Well if you can’t, you don’t need to be traveling all over the country looking at schools. That’s not restrictive, it’s really not. That’s been going on forever. What was wrong with that? If you looked at Ohio State’s roster under Woody Hayes where do you think most of the players would have come from?

Reporter: Ohio..

David Cutcliffe: Is there anything wrong with that? No.

Reporter: He did quite well.

David Cutcliffe: So we’ve got to come to grips.

The other thing, we want to protect players emotionally and physically. We’ve got to be able to have people making decisions that understand the emotional parts. Goes back to whoever asked me about transfer. That’s dangerous to a kid. They’re still kids in graduate transfers. You understand what I’m saying. So it’s pretty complex. I am a trustee on the AFCA board. I was a member of the Football Issues Committee before it was … there’s only one coach on the Football Oversight Committee. If you look at those things as a football coach, we should have the interest of the student athlete more dearly at heart than any other [inaudible 00:07:38].

Reporter: So that’s something you have in common with your basketball coach, you’d both like to be commissioners of your respective sports if there was such a position nationally?

Reporter 3: I bet every coach wants to be.

David Cutcliffe: Well and when we have a head coaches meeting at the convention and I try to listen as a board member what the majority wants and we vote, the majority in a big way did not want these early visits. We keep hearing that it’s a compromise.
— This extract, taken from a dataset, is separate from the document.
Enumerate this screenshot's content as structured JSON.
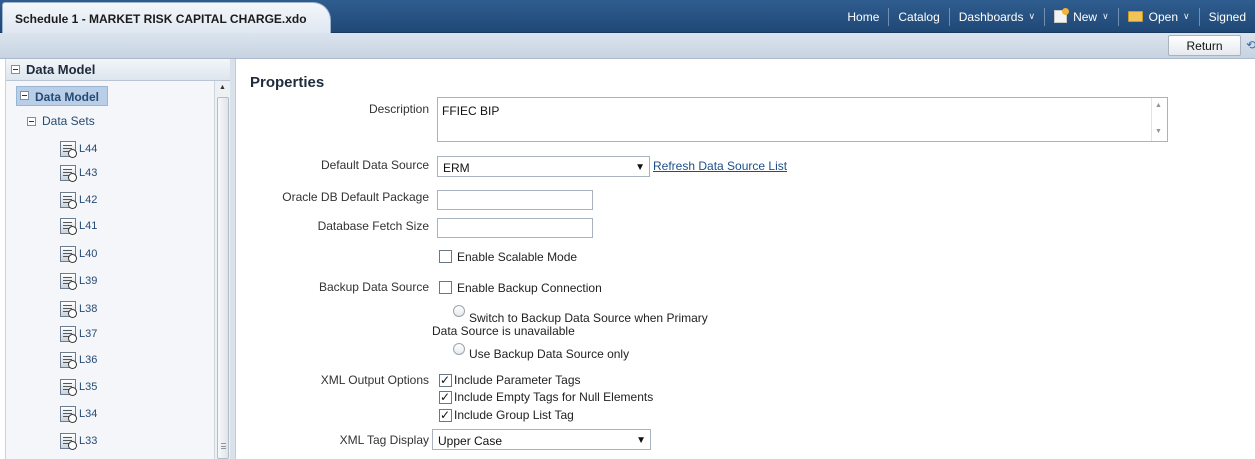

What are we compromising with? We’re compromising health and welfare of the game if we’re not careful.

Reporter 2:  What’s your assessment of the football game between Duke and NC Central?

David Cutcliffe: Well, Mose Rison was the coach and I approached him, just thought it would be a healthy thing for Durham, a healthy thing for both institutions. I certainly hope it has been. I wanted to build some community in that regard. That was really important to me. I felt like I’d come in, right when I came in there was some strain between the Durham community and Duke. Maybe even Duke athletics. And I think it’s worked to a large degree in that model and something that I would continue.

I love the fact that it’s called the Bull City Classic. I’m very proud to be a part of the Bull City, I think we have a great community. I drive by Central a lot, see the improvements of the institution. It’s not a mistake maybe that they’re winning championships in their league and it’s probably been beneficial being a part of the Bull City Classic. I feel good about it.

Reporter 3: Sounds better than City of Medicine was.